August 3, 2010
This new accreditation significantly hurts investors who have prudently paid off their mortgages and own their homes outright. Someone who rents and has $1,000,001 in declared net worth is accredited and can legally consider all types of private place opportunities. An investor who has prudently paid off the value of a home which could be of net worth of $975,000 and has $750,000 of additional assets for a total net worth of $1,725,000 is not accredited and cannot consider any type of investment that is not publically registered which requires hundreds of thousands of dollars, that the investors pay.
The first issue is how does this affect investors who are in the middle of a 1031 exchange and have already identified a property being offered as a private placement for their exchange, who now does not qualify as an accredited investor because they cannot count their residence. This investor could now be facing tens of thousands if not hundreds of thousands of tax dollars. Does this law not hurt the investor it was trying to help?

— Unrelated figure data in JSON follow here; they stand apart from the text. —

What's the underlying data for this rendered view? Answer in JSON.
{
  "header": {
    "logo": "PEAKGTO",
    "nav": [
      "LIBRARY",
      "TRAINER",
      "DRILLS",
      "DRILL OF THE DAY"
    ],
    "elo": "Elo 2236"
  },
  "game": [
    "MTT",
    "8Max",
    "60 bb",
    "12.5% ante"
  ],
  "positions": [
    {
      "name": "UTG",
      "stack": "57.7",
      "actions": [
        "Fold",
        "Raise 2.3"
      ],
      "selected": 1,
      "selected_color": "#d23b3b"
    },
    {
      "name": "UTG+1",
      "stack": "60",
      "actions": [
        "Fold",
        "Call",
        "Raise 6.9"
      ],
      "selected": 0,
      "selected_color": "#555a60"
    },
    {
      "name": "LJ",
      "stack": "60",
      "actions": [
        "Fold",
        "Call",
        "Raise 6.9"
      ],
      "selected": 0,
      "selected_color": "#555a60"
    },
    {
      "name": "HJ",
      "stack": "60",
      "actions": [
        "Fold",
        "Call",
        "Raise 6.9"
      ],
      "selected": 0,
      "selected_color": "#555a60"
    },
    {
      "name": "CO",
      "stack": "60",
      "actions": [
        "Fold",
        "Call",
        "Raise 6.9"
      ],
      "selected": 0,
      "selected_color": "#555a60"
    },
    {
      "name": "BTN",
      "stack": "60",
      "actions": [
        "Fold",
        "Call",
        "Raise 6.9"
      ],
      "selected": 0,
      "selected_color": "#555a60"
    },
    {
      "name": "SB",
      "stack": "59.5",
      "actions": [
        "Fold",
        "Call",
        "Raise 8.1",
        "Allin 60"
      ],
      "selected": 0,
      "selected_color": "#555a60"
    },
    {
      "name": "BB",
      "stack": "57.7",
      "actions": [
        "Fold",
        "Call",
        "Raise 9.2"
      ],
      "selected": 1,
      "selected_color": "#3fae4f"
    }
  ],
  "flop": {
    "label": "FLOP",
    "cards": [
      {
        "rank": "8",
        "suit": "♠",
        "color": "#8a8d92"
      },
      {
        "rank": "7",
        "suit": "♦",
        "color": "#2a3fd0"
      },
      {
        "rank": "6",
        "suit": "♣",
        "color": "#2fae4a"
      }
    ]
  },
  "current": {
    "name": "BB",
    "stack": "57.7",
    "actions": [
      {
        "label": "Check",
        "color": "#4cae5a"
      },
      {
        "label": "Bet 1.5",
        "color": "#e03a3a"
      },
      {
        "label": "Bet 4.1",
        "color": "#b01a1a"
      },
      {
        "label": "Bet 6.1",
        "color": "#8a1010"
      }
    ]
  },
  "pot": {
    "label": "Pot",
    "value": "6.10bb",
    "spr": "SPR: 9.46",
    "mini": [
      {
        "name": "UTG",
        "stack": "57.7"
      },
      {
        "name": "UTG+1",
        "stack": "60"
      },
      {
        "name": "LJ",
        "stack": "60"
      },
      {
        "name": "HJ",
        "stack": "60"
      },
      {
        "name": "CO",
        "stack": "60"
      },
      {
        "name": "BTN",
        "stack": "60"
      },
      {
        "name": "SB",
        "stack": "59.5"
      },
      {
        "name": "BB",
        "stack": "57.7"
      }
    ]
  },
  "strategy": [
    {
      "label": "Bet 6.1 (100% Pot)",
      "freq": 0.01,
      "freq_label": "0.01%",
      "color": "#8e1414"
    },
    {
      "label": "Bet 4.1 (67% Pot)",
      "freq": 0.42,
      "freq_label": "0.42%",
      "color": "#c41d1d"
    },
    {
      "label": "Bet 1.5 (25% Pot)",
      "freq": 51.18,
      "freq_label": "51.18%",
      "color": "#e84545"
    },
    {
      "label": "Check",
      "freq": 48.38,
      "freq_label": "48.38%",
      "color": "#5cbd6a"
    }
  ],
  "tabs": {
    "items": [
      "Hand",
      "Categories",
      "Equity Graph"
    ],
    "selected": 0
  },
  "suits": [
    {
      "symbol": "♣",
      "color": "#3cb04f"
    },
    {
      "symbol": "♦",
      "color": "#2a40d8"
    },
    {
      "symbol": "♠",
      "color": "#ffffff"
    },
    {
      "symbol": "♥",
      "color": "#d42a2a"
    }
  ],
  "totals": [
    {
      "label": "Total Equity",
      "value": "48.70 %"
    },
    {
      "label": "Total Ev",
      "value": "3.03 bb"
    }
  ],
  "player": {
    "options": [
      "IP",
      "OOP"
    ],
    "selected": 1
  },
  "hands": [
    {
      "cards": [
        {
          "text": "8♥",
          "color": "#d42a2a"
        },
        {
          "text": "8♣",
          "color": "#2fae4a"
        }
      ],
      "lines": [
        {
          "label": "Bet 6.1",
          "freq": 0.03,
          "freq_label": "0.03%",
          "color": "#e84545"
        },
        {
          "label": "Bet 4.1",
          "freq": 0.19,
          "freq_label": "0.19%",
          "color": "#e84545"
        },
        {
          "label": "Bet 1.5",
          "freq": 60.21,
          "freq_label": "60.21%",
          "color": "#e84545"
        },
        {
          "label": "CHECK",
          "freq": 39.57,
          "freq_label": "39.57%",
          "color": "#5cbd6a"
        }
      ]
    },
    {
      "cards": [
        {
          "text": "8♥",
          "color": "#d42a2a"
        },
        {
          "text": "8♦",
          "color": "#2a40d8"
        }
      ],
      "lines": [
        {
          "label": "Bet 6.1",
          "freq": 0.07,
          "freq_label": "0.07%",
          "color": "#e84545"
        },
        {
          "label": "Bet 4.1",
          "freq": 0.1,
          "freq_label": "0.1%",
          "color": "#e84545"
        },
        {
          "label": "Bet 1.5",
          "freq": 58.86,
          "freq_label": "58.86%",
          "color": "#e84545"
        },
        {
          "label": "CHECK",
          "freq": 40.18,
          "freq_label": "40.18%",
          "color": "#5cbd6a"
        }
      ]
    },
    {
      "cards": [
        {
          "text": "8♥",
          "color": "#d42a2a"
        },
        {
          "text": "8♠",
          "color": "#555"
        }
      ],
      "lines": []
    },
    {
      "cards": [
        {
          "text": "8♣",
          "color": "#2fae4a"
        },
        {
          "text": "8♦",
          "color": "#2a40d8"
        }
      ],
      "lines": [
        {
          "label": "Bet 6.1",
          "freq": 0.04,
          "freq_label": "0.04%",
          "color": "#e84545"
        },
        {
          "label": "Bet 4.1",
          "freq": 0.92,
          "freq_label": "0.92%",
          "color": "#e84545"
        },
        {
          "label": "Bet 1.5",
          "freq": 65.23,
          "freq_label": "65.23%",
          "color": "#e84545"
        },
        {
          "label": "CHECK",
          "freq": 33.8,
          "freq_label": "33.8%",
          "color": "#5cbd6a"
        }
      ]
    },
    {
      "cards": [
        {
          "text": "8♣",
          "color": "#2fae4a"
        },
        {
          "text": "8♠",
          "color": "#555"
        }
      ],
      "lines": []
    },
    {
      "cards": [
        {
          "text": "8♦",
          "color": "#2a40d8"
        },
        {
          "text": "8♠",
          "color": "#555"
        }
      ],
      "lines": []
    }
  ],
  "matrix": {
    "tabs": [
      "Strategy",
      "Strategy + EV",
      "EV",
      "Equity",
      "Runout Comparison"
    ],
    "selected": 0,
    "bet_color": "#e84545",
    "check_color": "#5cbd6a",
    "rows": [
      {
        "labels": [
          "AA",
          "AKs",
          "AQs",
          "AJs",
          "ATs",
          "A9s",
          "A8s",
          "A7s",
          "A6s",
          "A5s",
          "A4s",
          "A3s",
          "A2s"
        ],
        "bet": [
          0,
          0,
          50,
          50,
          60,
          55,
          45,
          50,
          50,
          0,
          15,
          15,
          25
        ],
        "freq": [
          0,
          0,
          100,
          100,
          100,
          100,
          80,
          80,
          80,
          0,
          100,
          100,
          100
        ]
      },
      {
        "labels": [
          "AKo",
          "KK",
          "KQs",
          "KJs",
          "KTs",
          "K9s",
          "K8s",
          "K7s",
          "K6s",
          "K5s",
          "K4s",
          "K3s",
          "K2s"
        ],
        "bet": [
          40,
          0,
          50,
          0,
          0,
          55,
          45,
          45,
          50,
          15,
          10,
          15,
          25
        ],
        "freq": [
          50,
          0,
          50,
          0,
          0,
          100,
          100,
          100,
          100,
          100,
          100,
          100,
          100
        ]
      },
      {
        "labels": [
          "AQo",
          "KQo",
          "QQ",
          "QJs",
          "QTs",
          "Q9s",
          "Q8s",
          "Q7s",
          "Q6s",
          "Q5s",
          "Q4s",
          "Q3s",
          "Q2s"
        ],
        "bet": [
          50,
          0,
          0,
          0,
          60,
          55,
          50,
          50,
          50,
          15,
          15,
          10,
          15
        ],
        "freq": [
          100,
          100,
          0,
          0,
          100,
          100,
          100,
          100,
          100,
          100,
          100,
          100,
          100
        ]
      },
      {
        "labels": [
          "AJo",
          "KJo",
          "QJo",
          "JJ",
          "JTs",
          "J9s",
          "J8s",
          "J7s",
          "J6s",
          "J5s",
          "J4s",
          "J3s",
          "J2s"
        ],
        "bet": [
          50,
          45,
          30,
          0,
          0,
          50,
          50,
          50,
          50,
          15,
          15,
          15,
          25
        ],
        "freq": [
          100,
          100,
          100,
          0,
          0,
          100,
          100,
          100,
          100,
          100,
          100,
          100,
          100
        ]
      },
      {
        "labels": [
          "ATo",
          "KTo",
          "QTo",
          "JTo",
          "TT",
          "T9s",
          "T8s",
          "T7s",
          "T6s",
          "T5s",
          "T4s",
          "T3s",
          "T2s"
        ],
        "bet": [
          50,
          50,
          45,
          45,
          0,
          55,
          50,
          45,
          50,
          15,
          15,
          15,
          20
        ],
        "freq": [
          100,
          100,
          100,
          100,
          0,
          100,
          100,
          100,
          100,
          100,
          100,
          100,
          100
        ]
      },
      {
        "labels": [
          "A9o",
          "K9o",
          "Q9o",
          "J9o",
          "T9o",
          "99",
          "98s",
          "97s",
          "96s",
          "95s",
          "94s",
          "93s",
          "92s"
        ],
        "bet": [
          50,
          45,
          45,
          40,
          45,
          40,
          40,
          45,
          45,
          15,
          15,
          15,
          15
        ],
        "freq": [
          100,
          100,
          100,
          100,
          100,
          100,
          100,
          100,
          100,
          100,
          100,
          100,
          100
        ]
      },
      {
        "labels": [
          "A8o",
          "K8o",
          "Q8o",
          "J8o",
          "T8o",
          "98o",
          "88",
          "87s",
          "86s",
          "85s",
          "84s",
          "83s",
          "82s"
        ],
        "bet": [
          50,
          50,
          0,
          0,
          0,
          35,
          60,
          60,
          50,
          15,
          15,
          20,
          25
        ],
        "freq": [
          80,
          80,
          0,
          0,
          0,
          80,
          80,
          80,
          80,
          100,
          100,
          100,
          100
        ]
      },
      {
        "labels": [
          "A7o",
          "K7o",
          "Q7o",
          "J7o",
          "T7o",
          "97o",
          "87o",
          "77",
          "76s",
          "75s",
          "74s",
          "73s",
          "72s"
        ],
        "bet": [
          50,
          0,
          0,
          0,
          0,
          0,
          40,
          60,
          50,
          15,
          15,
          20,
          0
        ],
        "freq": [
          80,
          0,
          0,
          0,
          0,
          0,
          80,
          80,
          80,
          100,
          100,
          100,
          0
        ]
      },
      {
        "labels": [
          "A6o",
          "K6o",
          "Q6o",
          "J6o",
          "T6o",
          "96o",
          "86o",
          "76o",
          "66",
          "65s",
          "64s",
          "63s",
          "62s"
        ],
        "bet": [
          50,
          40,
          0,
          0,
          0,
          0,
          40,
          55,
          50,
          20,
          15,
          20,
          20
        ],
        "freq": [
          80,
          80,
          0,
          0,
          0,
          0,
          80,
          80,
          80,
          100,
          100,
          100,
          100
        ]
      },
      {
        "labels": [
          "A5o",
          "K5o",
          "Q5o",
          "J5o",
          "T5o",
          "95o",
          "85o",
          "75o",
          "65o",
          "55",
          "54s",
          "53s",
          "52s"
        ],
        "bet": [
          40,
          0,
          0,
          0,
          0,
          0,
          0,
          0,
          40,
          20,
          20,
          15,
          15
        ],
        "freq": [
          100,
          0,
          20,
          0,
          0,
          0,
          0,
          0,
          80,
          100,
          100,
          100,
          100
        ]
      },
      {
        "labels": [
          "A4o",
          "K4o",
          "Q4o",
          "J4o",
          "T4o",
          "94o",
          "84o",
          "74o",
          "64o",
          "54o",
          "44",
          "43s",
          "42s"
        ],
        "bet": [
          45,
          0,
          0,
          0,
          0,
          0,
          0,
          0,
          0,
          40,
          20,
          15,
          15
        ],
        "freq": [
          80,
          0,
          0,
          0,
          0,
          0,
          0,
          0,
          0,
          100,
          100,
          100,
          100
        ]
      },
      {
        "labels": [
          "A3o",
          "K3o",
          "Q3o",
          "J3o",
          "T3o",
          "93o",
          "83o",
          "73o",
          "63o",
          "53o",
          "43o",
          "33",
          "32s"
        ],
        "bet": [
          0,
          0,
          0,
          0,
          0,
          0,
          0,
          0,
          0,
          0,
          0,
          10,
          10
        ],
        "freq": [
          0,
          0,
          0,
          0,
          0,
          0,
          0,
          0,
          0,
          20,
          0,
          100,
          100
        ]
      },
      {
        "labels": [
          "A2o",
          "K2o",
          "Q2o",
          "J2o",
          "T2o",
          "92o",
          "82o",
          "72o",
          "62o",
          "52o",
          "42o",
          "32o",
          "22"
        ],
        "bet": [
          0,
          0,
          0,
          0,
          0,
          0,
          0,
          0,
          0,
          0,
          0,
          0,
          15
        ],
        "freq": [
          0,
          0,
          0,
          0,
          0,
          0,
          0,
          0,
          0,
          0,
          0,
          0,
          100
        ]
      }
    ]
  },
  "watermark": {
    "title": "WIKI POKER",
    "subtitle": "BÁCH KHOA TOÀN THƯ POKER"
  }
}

Next, is that if a resident who is retired and had the prudence to pay off his or her residence and that home is worth a significant amount of over $1million and the rest of his or her portfolio is valued at $800,000 this person is not accredited. However, if this person were to take a loan against the residence and pull $200,000 of equity out this person is now accredited. What if the persons home is worth $2.5 million and after a large stock market crash this persons other assets total $750,000? This person cannot make a $25,000 investment in a private placement even though the private placement maybe an all cash conservative investment, that produces long-term tax sheltered income, unless he or she now leverages the house to add value to the net worth outside of the home. .
There must be some change given for real estate and other potentially conservative investments that use the private placements to offer opportunity to investors as alternatives to the equities, bonds and traditional investments. These investment opportunities are primarily obsolete to an average investor because the costs of doing a public offering are way too high and would ruin the returns of very investors it is supposed to help.